The second UK Budget of 2015 contained some rather unexpected announcements which should not be ignored, writes Adam Thompson. Many will not directly affect expats but they certainly need to be noted by those returning to the UK
Free from the shackles of coalition, on 8 July 2015 George Osborne delivered the first Conservative Budget for 18 years.
Prior to the Budget, expectation was that we would see reforms to inheritance tax, reforms to non-domicile status and cuts to welfare spending.
What has been delivered has not disappointed on those areas, but Mr Osborne has excelled himself with vast swathes of additional measures also introduced. There are some key points for expats.
Taxation of Dividends
- The government will abolish the 10% dividend tax credit from April 2016.
- This means that for basic rate taxpayers, dividends are no longer tax free.
- However, the Chancellor will introduce a new dividend tax allowance of £5,000 per year. This means that an individual can receive up to this amount in dividends without a charge to tax.
- Dividends in excess of the £5,000 allowance will be subject to income tax. The rates of tax depend on the overall level of income. For basic rate taxpayers the dividend rate is 7.5%, this increases to 32.5% for higher rate taxpayers and 38.1% for additional rate taxpayers.
- From 6 April 2016 an allowance will be introduced to remove tax on up to £1,000 of savings income for basic rate taxpayers and on up to £500 for higher rate taxpayers.
- Also from April 2016, all UK banks and building societies will cease automatic deduction of 20% income tax. This could well remove the requirement for many to submit tax returns simply to reclaim tax deducted on interest.
Income from Rental Property
For the second time in as many years there has been a monumental change announced to the relief available for the repair and replacement of fittings and furnishings in residential properties.

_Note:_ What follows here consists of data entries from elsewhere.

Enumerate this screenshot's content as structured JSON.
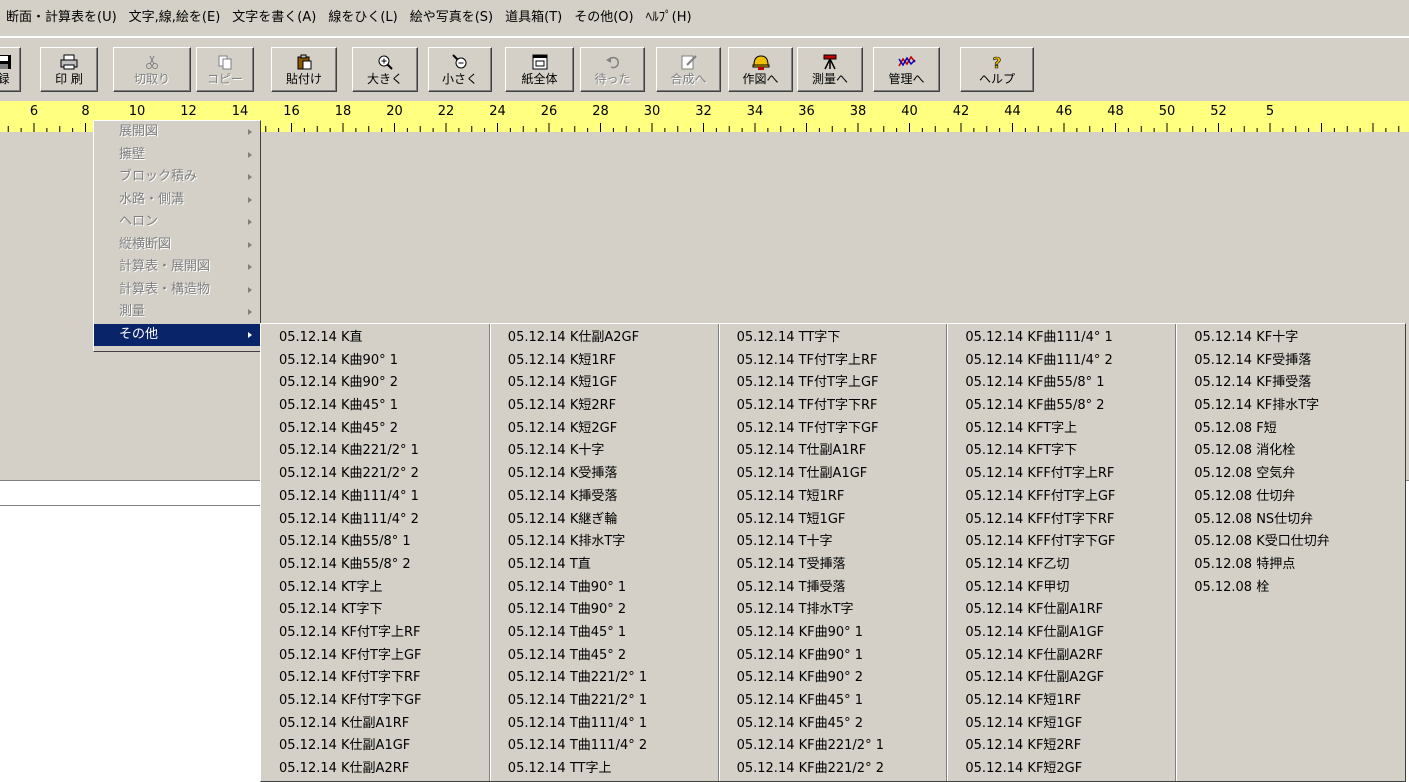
{
  "menubar": {
    "items": [
      "断面・計算表を(U)",
      "文字,線,絵を(E)",
      "文字を書く(A)",
      "線をひく(L)",
      "絵や写真を(S)",
      "道具箱(T)",
      "その他(O)",
      "ﾍﾙﾌﾟ(H)"
    ]
  },
  "toolbar": {
    "buttons": [
      {
        "label": "録",
        "icon": "save-icon",
        "enabled": true
      },
      {
        "label": "印 刷",
        "icon": "printer-icon",
        "enabled": true
      },
      {
        "label": "切取り",
        "icon": "scissors-icon",
        "enabled": false
      },
      {
        "label": "コピー",
        "icon": "copy-icon",
        "enabled": false
      },
      {
        "label": "貼付け",
        "icon": "paste-icon",
        "enabled": true
      },
      {
        "label": "大きく",
        "icon": "zoom-in-icon",
        "enabled": true
      },
      {
        "label": "小さく",
        "icon": "zoom-out-icon",
        "enabled": true
      },
      {
        "label": "紙全体",
        "icon": "full-page-icon",
        "enabled": true
      },
      {
        "label": "待った",
        "icon": "undo-icon",
        "enabled": false
      },
      {
        "label": "合成へ",
        "icon": "compose-icon",
        "enabled": false
      },
      {
        "label": "作図へ",
        "icon": "helmet-icon",
        "enabled": true
      },
      {
        "label": "測量へ",
        "icon": "survey-tripod-icon",
        "enabled": true
      },
      {
        "label": "管理へ",
        "icon": "management-chart-icon",
        "enabled": true
      },
      {
        "label": "ヘルプ",
        "icon": "help-question-icon",
        "enabled": true
      }
    ]
  },
  "ruler": {
    "numbers": [
      "6",
      "8",
      "10",
      "12",
      "14",
      "16",
      "18",
      "20",
      "22",
      "24",
      "26",
      "28",
      "30",
      "32",
      "34",
      "36",
      "38",
      "40",
      "42",
      "44",
      "46",
      "48",
      "50",
      "52",
      "5"
    ]
  },
  "popup_menu": {
    "items": [
      {
        "label": "展開図",
        "active": false
      },
      {
        "label": "擁壁",
        "active": false
      },
      {
        "label": "ブロック積み",
        "active": false
      },
      {
        "label": "水路・側溝",
        "active": false
      },
      {
        "label": "ヘロン",
        "active": false
      },
      {
        "label": "縦横断図",
        "active": false
      },
      {
        "label": "計算表・展開図",
        "active": false
      },
      {
        "label": "計算表・構造物",
        "active": false
      },
      {
        "label": "測量",
        "active": false
      },
      {
        "label": "その他",
        "active": true
      }
    ]
  },
  "submenu": {
    "columns": [
      [
        "05.12.14  K直",
        "05.12.14  K曲90° 1",
        "05.12.14  K曲90° 2",
        "05.12.14  K曲45° 1",
        "05.12.14  K曲45° 2",
        "05.12.14  K曲221/2° 1",
        "05.12.14  K曲221/2° 2",
        "05.12.14  K曲111/4° 1",
        "05.12.14  K曲111/4° 2",
        "05.12.14  K曲55/8° 1",
        "05.12.14  K曲55/8° 2",
        "05.12.14  KT字上",
        "05.12.14  KT字下",
        "05.12.14  KF付T字上RF",
        "05.12.14  KF付T字上GF",
        "05.12.14  KF付T字下RF",
        "05.12.14  KF付T字下GF",
        "05.12.14  K仕副A1RF",
        "05.12.14  K仕副A1GF",
        "05.12.14  K仕副A2RF"
      ],
      [
        "05.12.14  K仕副A2GF",
        "05.12.14  K短1RF",
        "05.12.14  K短1GF",
        "05.12.14  K短2RF",
        "05.12.14  K短2GF",
        "05.12.14  K十字",
        "05.12.14  K受挿落",
        "05.12.14  K挿受落",
        "05.12.14  K継ぎ輪",
        "05.12.14  K排水T字",
        "05.12.14  T直",
        "05.12.14  T曲90° 1",
        "05.12.14  T曲90° 2",
        "05.12.14  T曲45° 1",
        "05.12.14  T曲45° 2",
        "05.12.14  T曲221/2° 1",
        "05.12.14  T曲221/2° 1",
        "05.12.14  T曲111/4° 1",
        "05.12.14  T曲111/4° 2",
        "05.12.14  TT字上"
      ],
      [
        "05.12.14  TT字下",
        "05.12.14  TF付T字上RF",
        "05.12.14  TF付T字上GF",
        "05.12.14  TF付T字下RF",
        "05.12.14  TF付T字下GF",
        "05.12.14  T仕副A1RF",
        "05.12.14  T仕副A1GF",
        "05.12.14  T短1RF",
        "05.12.14  T短1GF",
        "05.12.14  T十字",
        "05.12.14  T受挿落",
        "05.12.14  T挿受落",
        "05.12.14  T排水T字",
        "05.12.14  KF曲90° 1",
        "05.12.14  KF曲90° 1",
        "05.12.14  KF曲90° 2",
        "05.12.14  KF曲45° 1",
        "05.12.14  KF曲45° 2",
        "05.12.14  KF曲221/2° 1",
        "05.12.14  KF曲221/2° 2"
      ],
      [
        "05.12.14  KF曲111/4° 1",
        "05.12.14  KF曲111/4° 2",
        "05.12.14  KF曲55/8° 1",
        "05.12.14  KF曲55/8° 2",
        "05.12.14  KFT字上",
        "05.12.14  KFT字下",
        "05.12.14  KFF付T字上RF",
        "05.12.14  KFF付T字上GF",
        "05.12.14  KFF付T字下RF",
        "05.12.14  KFF付T字下GF",
        "05.12.14  KF乙切",
        "05.12.14  KF甲切",
        "05.12.14  KF仕副A1RF",
        "05.12.14  KF仕副A1GF",
        "05.12.14  KF仕副A2RF",
        "05.12.14  KF仕副A2GF",
        "05.12.14  KF短1RF",
        "05.12.14  KF短1GF",
        "05.12.14  KF短2RF",
        "05.12.14  KF短2GF"
      ],
      [
        "05.12.14  KF十字",
        "05.12.14  KF受挿落",
        "05.12.14  KF挿受落",
        "05.12.14  KF排水T字",
        "05.12.08  F短",
        "05.12.08  消化栓",
        "05.12.08  空気弁",
        "05.12.08  仕切弁",
        "05.12.08  NS仕切弁",
        "05.12.08  K受口仕切弁",
        "05.12.08  特押点",
        "05.12.08  栓"
      ]
    ]
  },
  "colors": {
    "window_gray": "#d4d0c8",
    "ruler_yellow": "#ffff80",
    "highlight_navy": "#0a246a"
  }
}
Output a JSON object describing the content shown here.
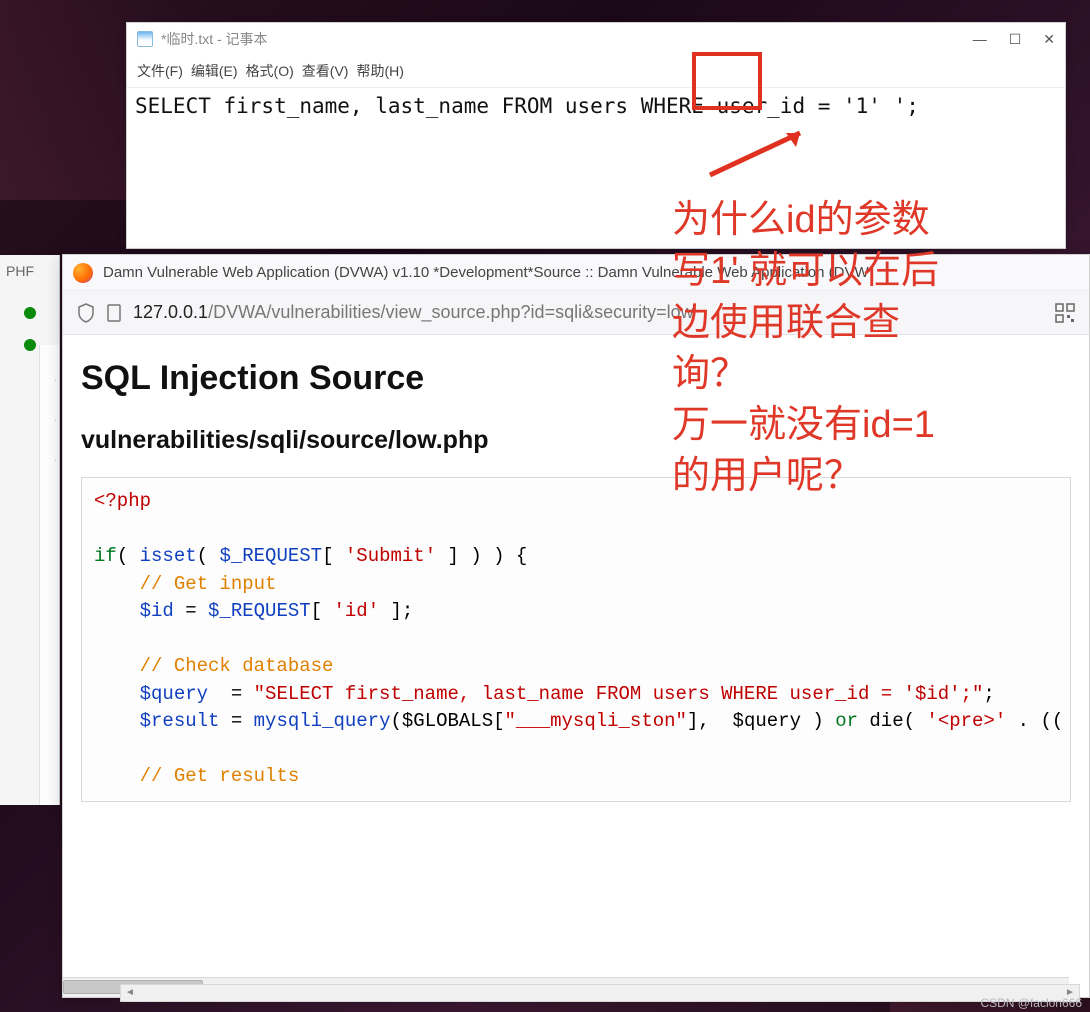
{
  "notepad": {
    "title": "*临时.txt - 记事本",
    "menu": [
      "文件(F)",
      "编辑(E)",
      "格式(O)",
      "查看(V)",
      "帮助(H)"
    ],
    "content": "SELECT first_name, last_name FROM users WHERE user_id = '1'       ';"
  },
  "annotation": {
    "line1": "为什么id的参数",
    "line2": "写1' 就可以在后",
    "line3": "边使用联合查",
    "line4": "询？",
    "line5": "万一就没有id=1",
    "line6": "的用户呢？"
  },
  "browser": {
    "title": "Damn Vulnerable Web Application (DVWA) v1.10 *Development*Source :: Damn Vulnerable Web Application (DVW",
    "url_domain": "127.0.0.1",
    "url_path": "/DVWA/vulnerabilities/view_source.php?id=sqli&security=low",
    "page_title": "SQL Injection Source",
    "page_subtitle": "vulnerabilities/sqli/source/low.php",
    "code": {
      "open_tag": "<?php",
      "if_line_pre": "if( isset( $_REQUEST[ ",
      "if_line_str": "'Submit'",
      "if_line_post": " ] ) ) {",
      "cm_input": "// Get input",
      "id_assign_pre": "$id = $_REQUEST[ ",
      "id_assign_str": "'id'",
      "id_assign_post": " ];",
      "cm_check": "// Check database",
      "q_var": "$query",
      "q_eq": "  = ",
      "q_str": "\"SELECT first_name, last_name FROM users WHERE user_id = '$id';\"",
      "q_end": ";",
      "r_var": "$result",
      "r_eq": " = ",
      "r_fn": "mysqli_query",
      "r_arg1_pre": "($GLOBALS[",
      "r_arg1_str": "\"___mysqli_ston\"",
      "r_arg1_post": "],  $query ) ",
      "r_or": "or",
      "r_die": " die( ",
      "r_pre_str": "'<pre>'",
      "r_tail": " . ((",
      "cm_results": "// Get results"
    }
  },
  "side": {
    "label": "PHF"
  },
  "watermark": "CSDN @faclon666"
}
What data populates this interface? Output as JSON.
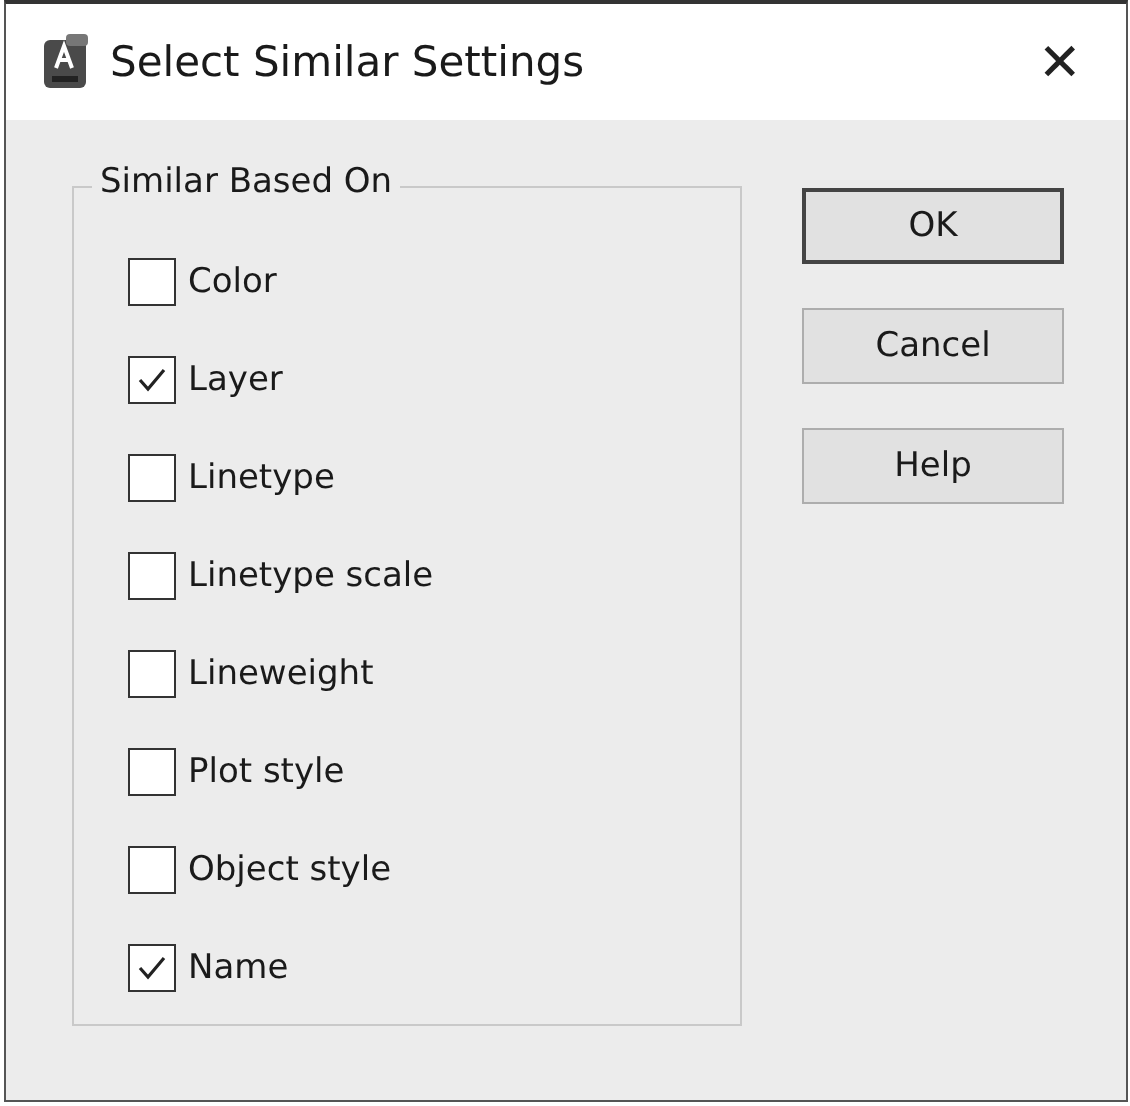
{
  "window": {
    "title": "Select Similar Settings",
    "close": "✕"
  },
  "group": {
    "title": "Similar Based On",
    "options": [
      {
        "label": "Color",
        "checked": false
      },
      {
        "label": "Layer",
        "checked": true
      },
      {
        "label": "Linetype",
        "checked": false
      },
      {
        "label": "Linetype scale",
        "checked": false
      },
      {
        "label": "Lineweight",
        "checked": false
      },
      {
        "label": "Plot style",
        "checked": false
      },
      {
        "label": "Object style",
        "checked": false
      },
      {
        "label": "Name",
        "checked": true
      }
    ]
  },
  "buttons": [
    {
      "label": "OK",
      "default": true
    },
    {
      "label": "Cancel",
      "default": false
    },
    {
      "label": "Help",
      "default": false
    }
  ]
}
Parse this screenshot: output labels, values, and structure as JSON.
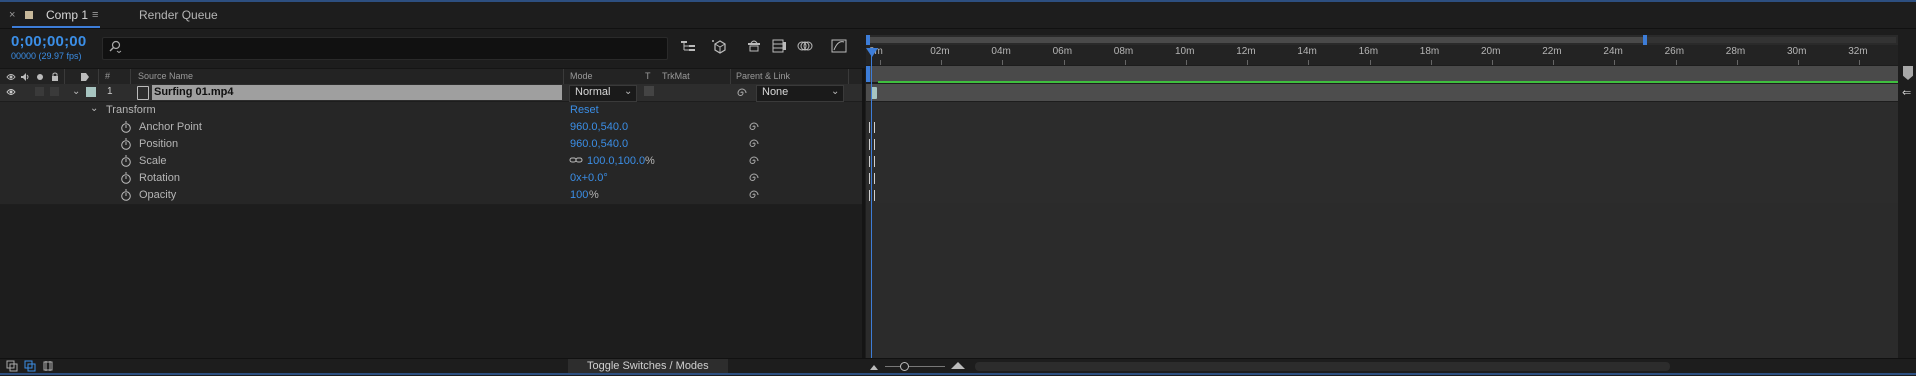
{
  "tabs": [
    {
      "label": "Comp 1",
      "close": "×",
      "menu": "≡"
    },
    {
      "label": "Render Queue"
    }
  ],
  "timecode": "0;00;00;00",
  "frames_fps": "00000 (29.97 fps)",
  "search": {
    "placeholder": ""
  },
  "columns": {
    "number": "#",
    "source_name": "Source Name",
    "mode": "Mode",
    "t": "T",
    "trkmat": "TrkMat",
    "parent_link": "Parent & Link"
  },
  "layer": {
    "number": "1",
    "name": "Surfing 01.mp4",
    "mode": "Normal",
    "parent": "None"
  },
  "transform": {
    "label": "Transform",
    "reset": "Reset",
    "props": [
      {
        "label": "Anchor Point",
        "value": "960.0,540.0",
        "unit": ""
      },
      {
        "label": "Position",
        "value": "960.0,540.0",
        "unit": ""
      },
      {
        "label": "Scale",
        "value": "100.0,100.0",
        "unit": "%"
      },
      {
        "label": "Rotation",
        "value": "0x+0.0°",
        "unit": ""
      },
      {
        "label": "Opacity",
        "value": "100",
        "unit": "%"
      }
    ]
  },
  "ruler": {
    "labels": [
      "0m",
      "02m",
      "04m",
      "06m",
      "08m",
      "10m",
      "12m",
      "14m",
      "16m",
      "18m",
      "20m",
      "22m",
      "24m",
      "26m",
      "28m",
      "30m",
      "32m"
    ]
  },
  "bottom": {
    "toggle_label": "Toggle Switches / Modes"
  },
  "colors": {
    "accent": "#3b8ee6",
    "layer_label": "#a7c5c1",
    "layer_bar_green": "#3fbf3f"
  }
}
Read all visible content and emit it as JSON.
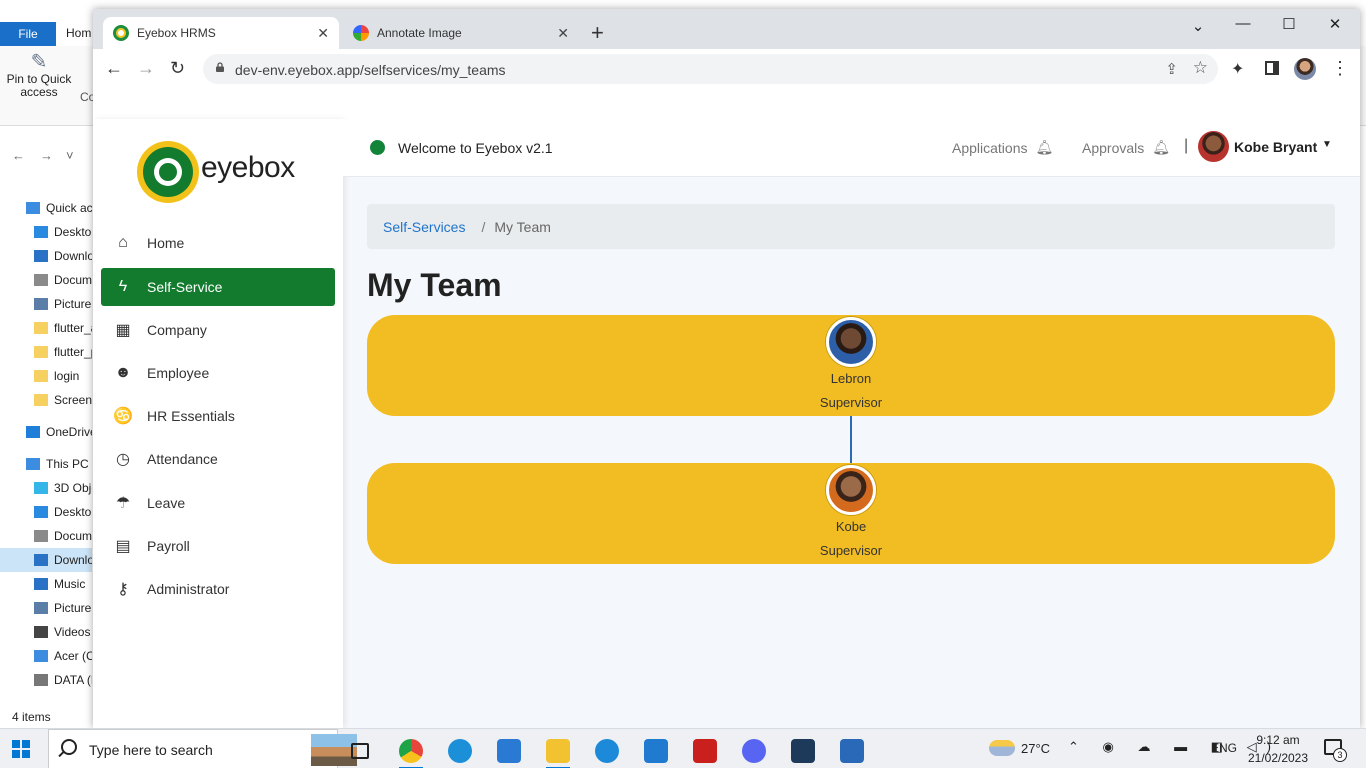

To re-cap, prior to 6 April 2013, the landlord of a furnished residential property had a choice when they came to replace items in the property. They could either claim the renewals basis (deduct the cost of the replacement item from rental income) or claim a wear and tear allowance (calculated as 10% of gross rental income less council tax etc.).
For part or unfurnished properties, the wear and tear allowance was not available and so only the renewals basis applied.
From 6 April 2013 the renewals basis was abolished. This meant that only the wear and tear allowance was available and therefore only landlords of furnished properties could get any relief.
The one exception to this rule is that relief can be claimed for any item that qualifies as a fixture. Primarily this means that relief can be claimed where fitted appliances are replaced as they are deemed to be part of the entirety of the property.
From April 2016:
- The 10% wear and tear allowance for furnished properties will be abolished.
- Instead, residential landlords will be able to deduct the actual costs of replacing furnishings – in other words a reinstatement of the old renewals basis.
- It is important to note that both the old and new relief only apply to fully furnished properties. No allowances will be available for part-furnished or unfurnished properties, besides for the fitted appliances as outlined above.
- Capital allowances will continue to apply for landlords of furnished holiday lets.
Perhaps the biggest change to the taxation of rental income is that the amount of relief for mortgage interest that individual landlords of residential property can claim will be restricted to the basic rate of tax. This will be phased in over a four year period.
- The lifetime allowance will be reduced from £1,250,000 to £1,000,000 from April 2016. Transitional protection for pension rights already over £1,000,000 will be introduced at the same time.
- The lifetime allowance will be indexed annually in line with the consumer prices index from April 2018.
- The annual allowance will be tapered from £40,000 to a minimum of £10,000 from April 2016 for those with incomes, including pension contributions, above £150,000.
As expected the Chancellor announced various changes to the inheritance tax regime. The major expectation pre-Budget was that we would see an increase in the nil rate band to £1 million for married couples – in other words an increase from £325,000 to £500,000 each.
What was actually given was a somewhat watered down version of this. The key points are:
- An additional nil rate band will be introduced when a residence is passed on death to direct descendants. This will be £100,000 in 2017/18, £125,000 in 2018/19, £150,000 in 2019/20 and £175,000 in 2020/21.
- The additional nil rate band will also be available when a person downsizes after 8 July 2015 and assets of an equivalent value, up to the value of the additional nil rate band, are passed on death to direct descendants.
- There will be a tapered withdrawal of the additional nil-rate band for estates with a net value of more than £2 million.
- The nil rate band will continue to be frozen at £325,000 until April 2021.
- An individual who is classed as non-domiciled will now become deemed domiciled for inheritance tax purposes if they have been resident for 15 or more of the last 20 years.